Le business de la Méditerranée
L’honneur est sauf pour Jean-Claude Gaudin. Avec l’ouverture de son Mucem (Musée des civilisations de l’Europe et de la Méditerranée), le sénateur-maire UMP de Marseille va pouvoir reprendre la main sur Michel Vauzelle, président PS de la Région, et sa Villa Méditerranée, construite à quelques mètres du musée.

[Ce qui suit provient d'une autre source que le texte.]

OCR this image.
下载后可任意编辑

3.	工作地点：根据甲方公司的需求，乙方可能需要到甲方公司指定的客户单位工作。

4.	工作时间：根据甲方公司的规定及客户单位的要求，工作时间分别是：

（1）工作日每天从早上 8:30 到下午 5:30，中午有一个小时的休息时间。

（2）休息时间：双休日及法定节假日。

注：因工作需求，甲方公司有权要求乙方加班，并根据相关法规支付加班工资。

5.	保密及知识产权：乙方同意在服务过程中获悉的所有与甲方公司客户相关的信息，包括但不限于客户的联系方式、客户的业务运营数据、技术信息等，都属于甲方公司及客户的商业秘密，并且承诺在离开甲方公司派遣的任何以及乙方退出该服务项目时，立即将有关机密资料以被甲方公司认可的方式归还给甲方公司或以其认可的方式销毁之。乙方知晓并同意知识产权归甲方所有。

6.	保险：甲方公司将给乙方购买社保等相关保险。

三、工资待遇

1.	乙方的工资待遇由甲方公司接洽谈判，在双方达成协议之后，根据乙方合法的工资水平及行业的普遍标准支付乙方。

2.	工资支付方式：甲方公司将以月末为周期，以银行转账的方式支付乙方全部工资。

Thématique de la capitale européenne de la culture, au moins sur le papier, la Méditerranée est aussi un domaine d’intervention privilégié des collectivités locales. Coopération décentralisée, aide au développement et humanitaire, elles se tournent vers la rive sud de la grande bleue. Sans oublier d’en faire profiter leurs territoires. Ainsi, chaque année, Mairie de Marseille, communauté urbaine (MPM), Département et Région apportent leur soutien financier aux colloques, congrès et autres forums rassemblant professionnels et institutionnels méditerranéens. En ce mois de juin, le Ravi en a identifié trois, subventionnées à hauteur de 84 000 euros : Tech Agrifood, Rencontres d’affaires euro-méditerranéennes sur les technologies et l’innovation des filières fruits et légumes frais et transformés ; Tour Med 2013, colloque international sur le tourisme en Méditerranée ; et la Semaine audiovisuelle de la Méditerranée.
Affaire de professionnels
Les collectivités sont parfois encore plus généreuses pour ce type de manifestation (1). La mairie, MPM, le Département et la Région ont ainsi abondé à hauteur de 40 % du million d’euros qu’a coûté le 2ème forum méditerranéen Anna Lindh (4-7 avril à Marseille), la fondation pour le dialogue interculturel entre les pays de l’Union pour la Méditerranée de Nicolas Sarkozy, dont le budget culmine pourtant à 14 millions d’euros ! En 2012, mairie, MPM et Région sont même montées à 60 % des 207 000 euros de budget de la 6ème Semaine économique de la Méditerranée (SEM) de la Chambre de commerce et d’industrie Marseille Provence (CCI). Qui pour une fois ne hurle pas contre un mauvais usage de l’argent public…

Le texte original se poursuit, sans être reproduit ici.